Phylogenetic pipelines designed to make evolutionary sense of the vast amount of public molecular data (e.g., Phylota (Sanderson et al. 2008), PHLAWD (Smith et al. 2009), SUPERSMART (Antonelli et al. 2017)) focus on generating full phylogenies de novo, i.e., inferring phylogenetic relationships from a newly generated homology hypothesis, as opposed to e.g., supertrees, that are generated by summarizing previous phylogenetic estimates. While Physcraper does not generate phylogenies de novo in a traditional sense, it successfully generates new phylogenetic knowledge, revealing the importance of open science in facilitating phylogenetic placement of public molecular data and accelerating enrichment and updating of phylogenetic relationships in any region of the tree of life. The PUMPER pipeline (Izquierdo-Carrasco et al. 2014) also uses the concept of updating pre-existing alignments to incorporate public molecular data into phylogenies. Unfortunately, installation was unsuccessful following instructions from the author, and a comparison analysis was unfeasible.
Physcraper generates individual gene trees, failing to capture the complexity of species’ evolutionary history (Song et al. 2012). Yet, Physcraper facilitates gathering alignments and gene trees for multiple loci from a group of interest, that can be used to reconstruct species trees with ASTRAL (Mirarab et al. 2014), BEAST2 (Bouckaert et al. 2019), or SVD Quartets (Chifman & Kubatko 2014)).
Physcraper can potentially link phylogenies to data available in any of the taxonomies integrated in the OpenTree taxonomy (Rees & Cranston 2017), such as geographical locations from the Global Biodiversity Information Facility, or fossils from the Paleobiology Database. The Physcraper workflow can be used to rapidly (in a matter of hours) address challenges overarching both fields of ecology and evolution, such as placing newly discovered species phylogenetically (Webb et al. 2010), systematizing molecular (and other) databases, i.e., curating taxonomic assignations (San Mauro & Agorreta 2010), and generating custom trees for ecological (Helmus & Ives 2012) and evolutionary downstream analyses (Stoltzfus et al. 2013).

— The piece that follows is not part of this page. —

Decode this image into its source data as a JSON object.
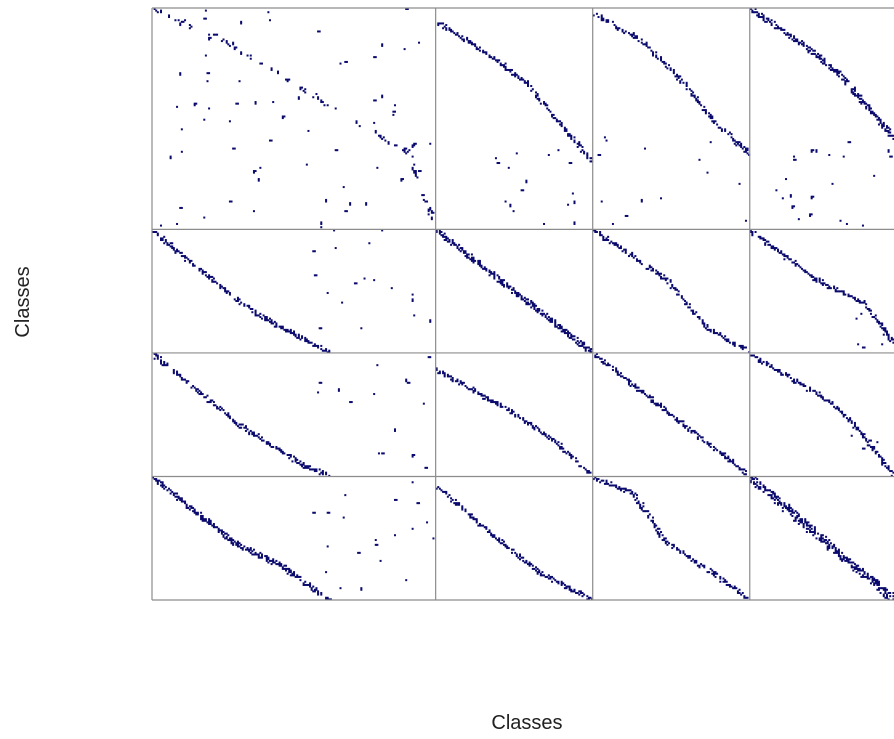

Data repositories hold more information than meets the eye. Beyond the main data, they are rich sources of metadata that can be leveraged for the advantage of all areas of biology as well as the advancement of scientific policy and applications. Initial ideas about the data are constantly changed by results from new analyses. Physcraper provides a framework for reproducible phylogenetics that has the potential to consistently provide context for these ideas, highlighting the importance of data sharing and open science in the field, biology and science.
6 Authors’ Contributions
LLSR wrote manuscript, alignment code, documentation, performed analyses and developed examples; MK wrote code for ncbidataparser module, filtering of sequences per OTU and using offline blast searches, wrote documentation and tests; EJM conceived study, wrote most of the code, documentation and tests. All authors contributed to the manuscript and gave final approval for publication.
7 Data Archiving
Physcraper source code: https://github.com/McTavishLab/physcraper
Documentation: https://physcraper.readthedocs.io/en/latest/index.html
Examples: https://github.com/McTavishLab/physcraperex
Reproducible manuscript: https://github.com/McTavishLab/physcraper_ms
5 Acknowledgements
Research was supported by the grant “Sustaining the Open Tree of Life”, NSF ABI No. 1759838, and ABI No. 1759846. Computer time was provided by the Multi-Environment Research Computer for Exploration and Discovery (MERCED) cluster from the University of California, Merced (UCM), supported by the NSF Grant No. ACI-1429783.
We thank the members of the OpenTree development team and the “short bar” Science and Engineering Building 1, UCM, joint lab paper discussion group for valuable comments on this manuscript.
The authors have no conflict of interest to declare.